母さんは今でもステファヌスのことを好きみたいだから、俺の考えや言葉は、もしかしたら間違っているのかもしれないけれども。
親父殿は、絞り出すような声で云った。
「侯爵様が、家族一緒に暮らせる許可をくれるかもしれないんだ……! もしも許可を貰えれば、アウフスタだって文句は云わないはずだ……!」
いや、云うだろう。トゲっちの性格だと。
或いは口に出さなくとも、嫌がらせは増えると思うが。
しかし、重要なのはそこではない。
カスペル老人が『許可をくれるかも』と云う発言の方だ。
(やっぱりステファヌスが『子供』に会いに来られたのは、あの爺さんに理由があったか……)
どう考えても、真心から出た言葉じゃないよな。
親父殿は、澱んだ瞳で俺を見た。
「家族になるって云うのは、難しいものだね……」
「どのような家族を目指すかにもよるでしょう。特に『幸せな』が付くと難しいと思います。でも、それだけの価値があるものでしょう? 少なくとも、俺はそうあって欲しいと思います」
「鳶が鷹だな……」
ステファヌスは自嘲気味に笑うと、少しだけ悲しそうな顔をしてから背を向けた。
「私は、それでも家族皆で暮らしたいと願うよ」
そう云って、背中が遠ざかる。
(家族、か……)
万が一にも彼が立派な男になった場合。
俺はステファヌスを『父』と思えるだろうか?
前世の記憶がある自分こそが、『家族になるのは難しい』と云う現実に直面するのではないか?

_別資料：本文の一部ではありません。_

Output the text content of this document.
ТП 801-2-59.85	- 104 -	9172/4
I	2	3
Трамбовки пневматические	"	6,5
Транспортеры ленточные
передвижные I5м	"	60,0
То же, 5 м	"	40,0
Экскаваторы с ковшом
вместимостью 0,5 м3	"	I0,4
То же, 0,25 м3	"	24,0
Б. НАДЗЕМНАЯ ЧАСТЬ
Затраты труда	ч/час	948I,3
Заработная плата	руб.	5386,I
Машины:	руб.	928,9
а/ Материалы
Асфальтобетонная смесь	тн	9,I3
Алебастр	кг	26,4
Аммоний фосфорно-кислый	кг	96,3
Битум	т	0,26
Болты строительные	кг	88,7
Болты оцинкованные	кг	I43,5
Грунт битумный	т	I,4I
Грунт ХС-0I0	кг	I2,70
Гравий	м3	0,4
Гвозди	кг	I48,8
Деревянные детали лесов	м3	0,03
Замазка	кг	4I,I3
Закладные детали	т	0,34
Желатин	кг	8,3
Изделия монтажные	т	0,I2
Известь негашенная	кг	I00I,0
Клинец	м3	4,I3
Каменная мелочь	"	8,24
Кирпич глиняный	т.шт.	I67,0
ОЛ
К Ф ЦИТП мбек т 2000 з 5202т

ステファヌスがいなくなり、笑顔を取り戻した妹様は、嬉しそうに俺に頬ずりする。
「にーた! この後、ふぃーと一緒にお昼寝する! ふぃー、にーたとダイコンに挟まれて寝る! ふぃー、幸せ!」
彼と家族になれるかどうかは分からない。
けれど、今。
俺の腕の中にある子は、紛れもない家族だ。
この笑顔だけでも、俺が命を掛けて守るべき価値のあるものだろう。
ただそう思っただけの、ある三月の一日。